Davalı vekili cevap dilekçesinde; aracın kazadan kısa bir süre önce kasko sigortasının süresinin sona erdiği ve süresinde primlerinin davacı tarafından yatırılmadığını tespit ettiklerini, zararın sigorta tarafından tahsil edilemediğinden kendisine karşı dava açıldığını, zarara davacının katlanması gerektiğini, teminat olarak verilen bononun da davacı tarafından takibe konulduğunu, ödenen paraların tenkisine karar verilmesini istemiştir.
Mahkemece; davacının üzerine düşen sorumluluğu yerine getirmeyerek süresi dolan kasko sigortasını yeniletmediği, kazaya karışan aracın kaza tarihi itibariyle kara araçları kasko sözleşmesinin bulunmadığı, davacının kiraladığı aracın kasko sigortası bulunmaması nedeniyle sigorta şirketinden tahsil edemediği maddi hasar bedelini sorumluluğu bulunmayan davalıdan tahsilini talep edemeyeceği belirtilerek davanın reddine karar verilmiş, hüküm davacı vekili tarafından temyiz edilmiştir.

18/06/2012 başlangıç tarihli araç kiralama sözleşmesi konusunda taraflar arasında uyuşmazlık bulunmamaktadır. Sözleşmenin SİGORTA başlıklı C bendinde; kiralayanın, araçlarını Kara Yolları Trafik Yasası uyarınca Mecburi Mali Mesuliyet Sigortası ile sigortalamış olduğu, kiracı için ilave bir pirim ödemesi gerektirmeyen Zorunlu Mali Mesuliyet Sigortası ile kazaya karışan Erboy aracını kullanan kişi haricindeki 3.şahısların tedavi giderleri ile maddi hasarların, ölüm ve sakatlık giderlerinin kanunla çizilmiş limitler dahilinde karşılanacağı belirtilmiş ve kiracının %100 kusurlu olduğu durumlarda sigortanın geçersiz sayılarak kiracının zararın tamamından şahsen sorumlu olacağı kararlaştırılmıştır. 26.06.2012 tarihli kaza tespit tutanağına göre davalının kullanımında olan kiralama konusu aracın, davalının kırmızı ışıkta geçmesi nedeniyle asli ve tam kusurlu olarak kazaya sebebiyet verdiği ve %100 kusurlu bulunduğu, mevcut Kasko Sigorta Poliçesine göre de aracın Kasko süresinin 04.05.2012 tarihinde dolduğu ve kaza tarihinde Kasko Sigortası Poliçe bilgisine rastlanılmadığı anlaşılmaktadır. Her ne kadar davacı kiralayan, kiralama konusu araç için Mecburi Mali Mesuliyet Sigortasının olmasını taahhüt etmiş ise de, sözleşmede açıkça kararlaştırıldığı üzere kiracının %100 kusurlu olduğu durumlarda sigorta geçersiz sayılacağından Mahkemece; kiracının asli ve tam kusurlu olarak sebebiyet verdiği kaza sonucu oluşan zarardan sorumlu olması gerekeceği gözetilerek davacının taleplerinin değerlendirilmesi ve sonucuna göre karar verilmesi gerekirken yazılı şekilde eksik inceleme ile davanın reddine karar verilmesi doğru değildir.

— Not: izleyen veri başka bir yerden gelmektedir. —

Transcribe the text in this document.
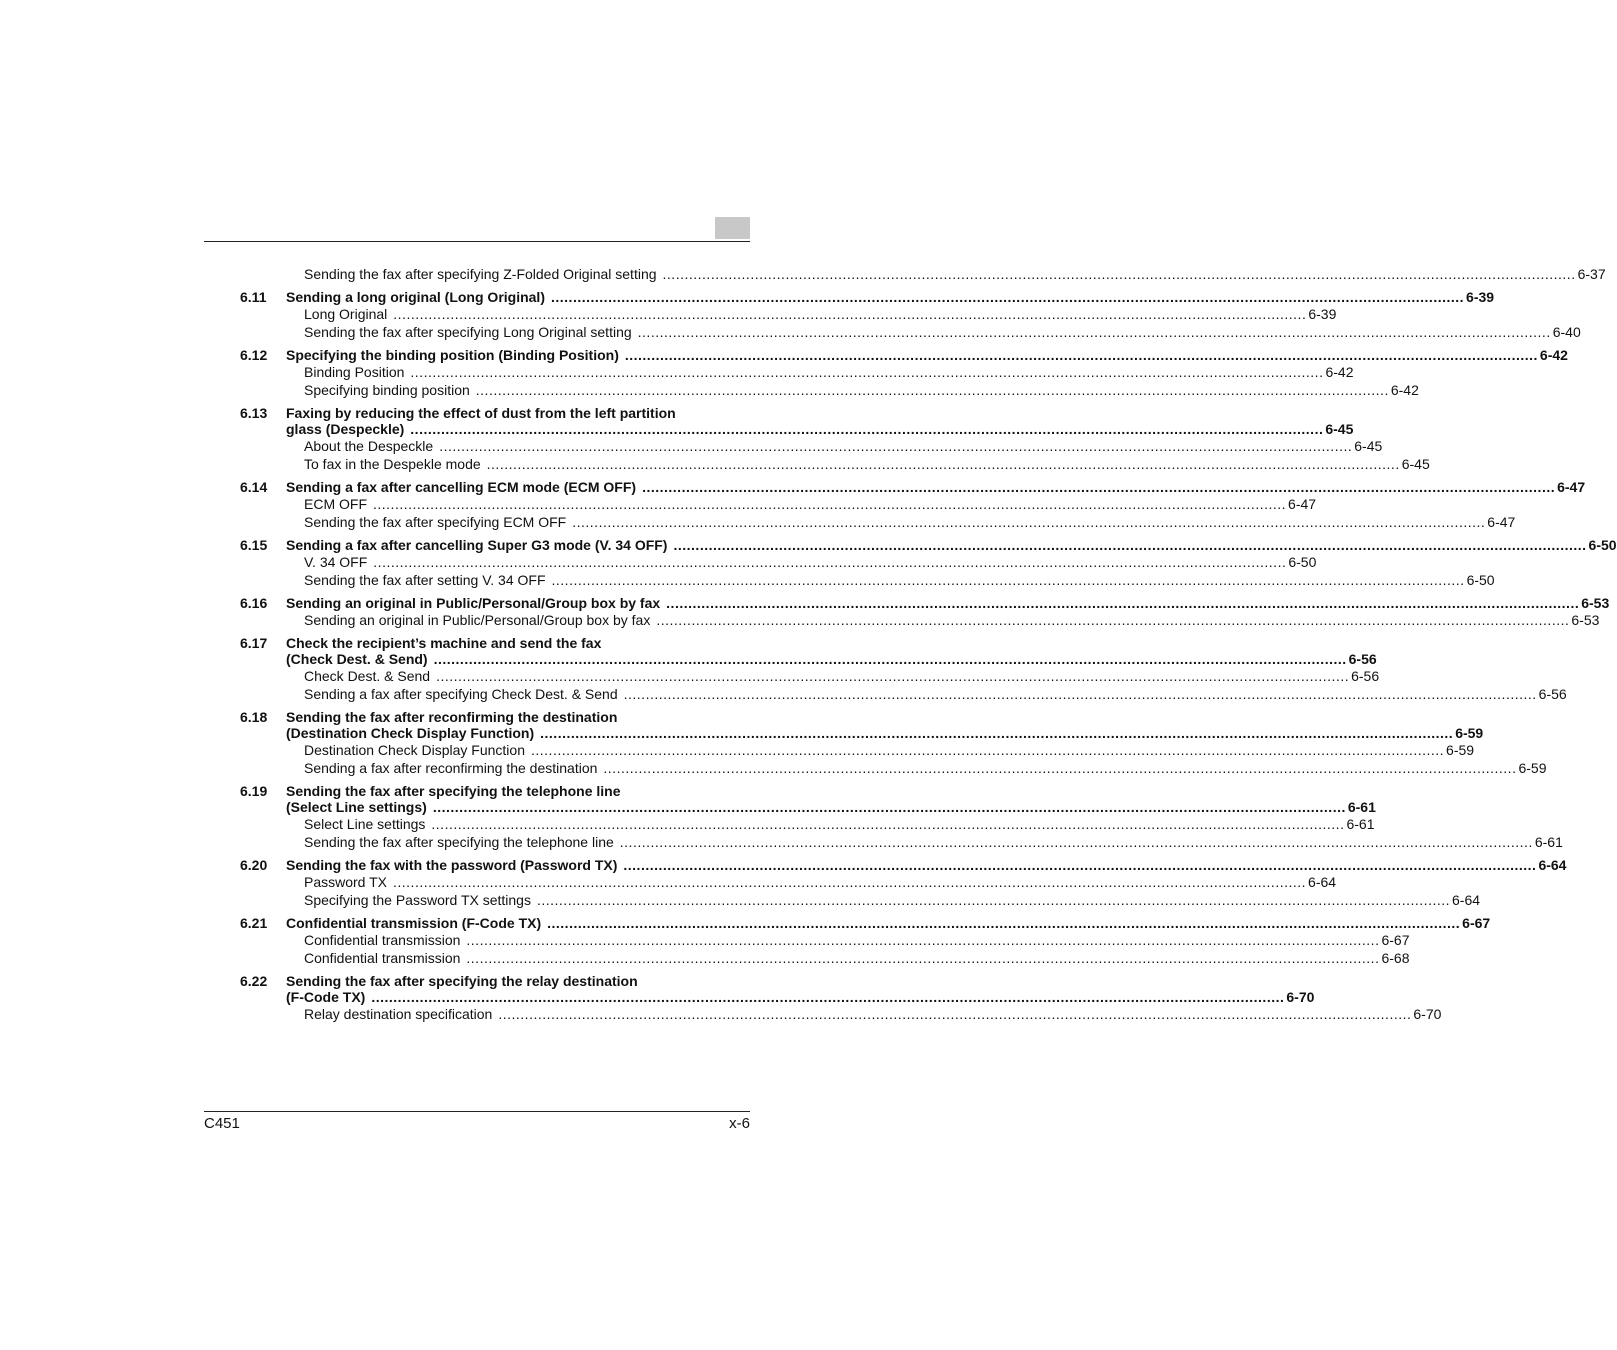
Sending the fax after specifying Z-Folded Original setting .....	6-37
6.11	Sending a long original (Long Original) .....	6-39
Long Original .....	6-39
Sending the fax after specifying Long Original setting .....	6-40
6.12	Specifying the binding position (Binding Position) .....	6-42
Binding Position .....	6-42
Specifying binding position .....	6-42
6.13	Faxing by reducing the effect of dust from the left partition
glass (Despeckle) .....	6-45
About the Despeckle .....	6-45
To fax in the Despekle mode .....	6-45
6.14	Sending a fax after cancelling ECM mode (ECM OFF) .....	6-47
ECM OFF .....	6-47
Sending the fax after specifying ECM OFF .....	6-47
6.15	Sending a fax after cancelling Super G3 mode (V. 34 OFF) .....	6-50
V. 34 OFF .....	6-50
Sending the fax after setting V. 34 OFF .....	6-50
6.16	Sending an original in Public/Personal/Group box by fax .....	6-53
Sending an original in Public/Personal/Group box by fax .....	6-53
6.17	Check the recipient’s machine and send the fax
(Check Dest. & Send) .....	6-56
Check Dest. & Send .....	6-56
Sending a fax after specifying Check Dest. & Send .....	6-56
6.18	Sending the fax after reconfirming the destination
(Destination Check Display Function) .....	6-59
Destination Check Display Function .....	6-59
Sending a fax after reconfirming the destination .....	6-59
6.19	Sending the fax after specifying the telephone line
(Select Line settings) .....	6-61
Select Line settings .....	6-61
Sending the fax after specifying the telephone line .....	6-61
6.20	Sending the fax with the password (Password TX) .....	6-64
Password TX .....	6-64
Specifying the Password TX settings .....	6-64
6.21	Confidential transmission (F-Code TX) .....	6-67
Confidential transmission .....	6-67
Confidential transmission .....	6-68
6.22	Sending the fax after specifying the relay destination
(F-Code TX) .....	6-70
Relay destination specification .....	6-70
C451	x-6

Hüküm bu nedenle bozulmalıdır.
SONUÇ; Yukarıda açıklanan nedenlerle temyiz itirazlarının kabulü ile 6100 sayılı …ya 6217 Sayılı Kanunla eklenen geçici 3.madde hükmü gözetilerek HUMK.nın 428.maddesi uyarınca hükmün BOZULMASINA, istek halinde peşin alınan temyiz harcının temyiz edenlere iadesine, 6100 sayılı HMK’nun geçici madde 3 atfıyla 1086 sayılı HUMK.nun 440.maddesi gereğince karar düzeltme yolu açık olmak üzere, 01.03.2017 tarihinde oybirliğiyle karar verildi.